To summarize North American fossil fuel derangement, you only need two sentences: The Gulf of Mexico was on fire this weekend. On Monday, the company responsible got a new offshore drilling gig.
Mexico’s state-owned utility company Petróleos Mexicanos, or Pemex, first noticed a leak in its subaqueous pipeline early Friday morning. A lightning strike then set the leak ablaze. The boats Pemex dispatched put out the fire after about four hours, after which, according to CBS News, the pipeline resumed “normal operating conditions.” Come Monday, Mexico’s energy ministry announced that Pemex had earned the right to drill one of the nation’s largest remaining offshore oil fields, much to the chagrin of the consortium of private companies that also wanted to extract from the same location.
Federal government action to curb fossil fuel extraction is both deeply necessary and increasingly unlikely. Monday’s Pemex decision echoes a familiar pattern in the United States and Canada of rewarding poor results with bigger contracts and more ambitious operations. Companies and federal governments remain determined to squeeze out short-term victories for gas and oil interests. As my colleague Kate Aronoff wrote last week, Exxon’s apparent success in reducing the number of climate-related items in the Biden administration’s infrastructure package is yet another example of a government opting to satisfy those who plunged us into this mess. Where can people turn if the immediacy of the moment demands a more drastic response than our current political options afford?
Individual action is a fraught concept these days—with good reason. The individualization of responsibility for climate change may be one of corporate America’s most sinister, and effective, marketing ploys, belonging in some hall of infamy alongside the ads from Big Tobacco claiming cigarettes help soothe scratchy throats. No single person can offset the inaction of presidents or Cabinet members or the executives at Chevron and Exxon.
Those like myself who follow and report on national politics, however, can sometimes overstate federal authority as the be-all and end-all for emissions and climate change. While we do need national governments to act, individuals, when they band together as communities, have far more power than one might think.
On Monday, oil pipeline company Plains All American announced that it will be shelving its plan to construct the Byhalia Connection pipeline, a project also sponsored by Valero that was slated to cut through Memphis on its way to Byhalia, Mississippi, where its oil would then be exported. In a statement, a spokesperson for Plains All American wrote that the decision was the result of “lower US oil production resulting from the Covid-19 pandemic.” But as Otis Sanford argued at Local 24 News, the pipeline also failed because the communities affected came together and said no.
Byhalia Connection’s developers believed, based on decades of industry practice, that they could get away with slating an oil pipeline to run through several Black neighborhoods in southwest Memphis. A land agent working for the company reportedly even went as far as to admit that Plains All American constructed the route because the company believed it offered, “the point of least resistance.” In other words: Rich white political donors do not live there, making it the ideal location for an underground pipeline. But a group of citizens—Sanford names “Justin Pearson, Kizzy Jones, Kathy Robinson, and others who launched Memphis Community Against Pollution”—took a stand.

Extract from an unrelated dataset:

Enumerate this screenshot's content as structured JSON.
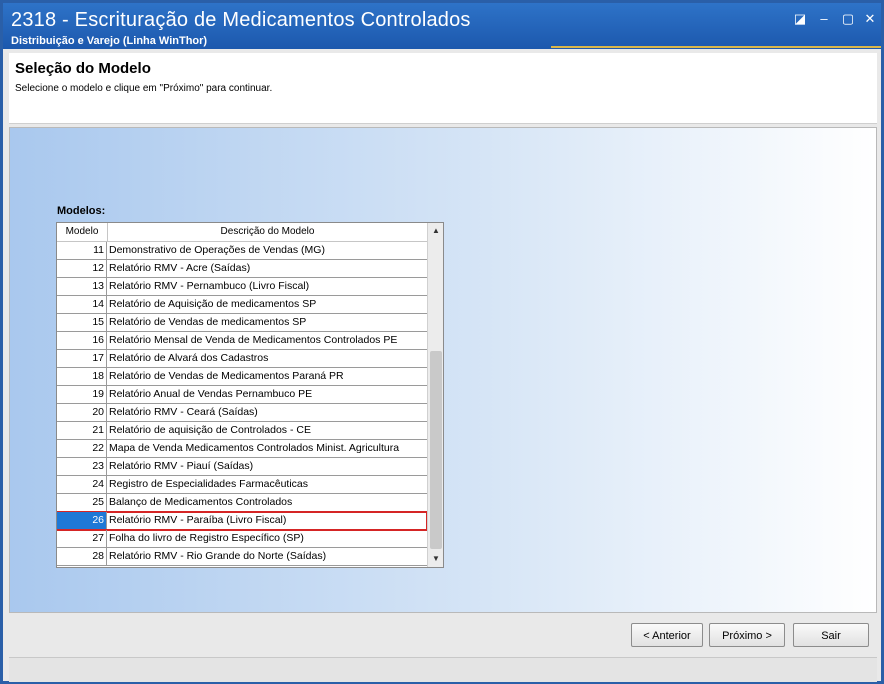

In partnership with the Memphis-based environmental group Protect Our Aquifer, the communities filed lawsuits against Plains All American, pressured and petitioned Tennessee state agencies to rescind the pipeline’s permits, and advocated for their rights to live on unpolluted lands, until they organized their way into the national spotlight. “This community is standing up and saying no more, we’ve had enough,” Robinson told ABC News. “For the past 50 years, this specific community in Memphis has received whatever the rest of Memphis and Shelby County would dare not accept in other places.”
This story is not an exception. Local, community-driven resistance has been one of the most effective ways to highlight and counter the cold ruthlessness of extractive outfits. It is the same approach that was taken by Black and Native communities throughout Virginia and North Carolina as Duke and Dominion Energy pulled strings within the state governments to try and force through the Atlantic Coast pipeline. It’s the same one being employed by Line 3 water protectors and allies in Minnesota.
The Memphis victory, like the ACP victory, presents a possibility. Local and regional rejections of extractive energy production, particularly those of the fossil fuel variety, may currently be the best opportunity for communities within the U.S. to attain some semblance of environmental justice. That this is the case is an indictment of the current administration but also a testament to the power of communities, regardless of socioeconomic or political status.
At present, projects like the Line 3, Line 5, Dakota Access, and Jordan Cove pipelines are, theoretically, one stroke of the president’s pen away from cancellation. But depending on career politicians to make difficult decisions in the name of environmental justice does not feel nearly as sustainable as the model implemented in Memphis.
Certainly, community-driven responses sans federal assistance have their limits: Community action couldn’t have stopped the fire in the Gulf this past weekend. Our governments should already be working alongside our communities, not against them. But until that happens, neighborhoods banding together to stand up for themselves may be our best shot.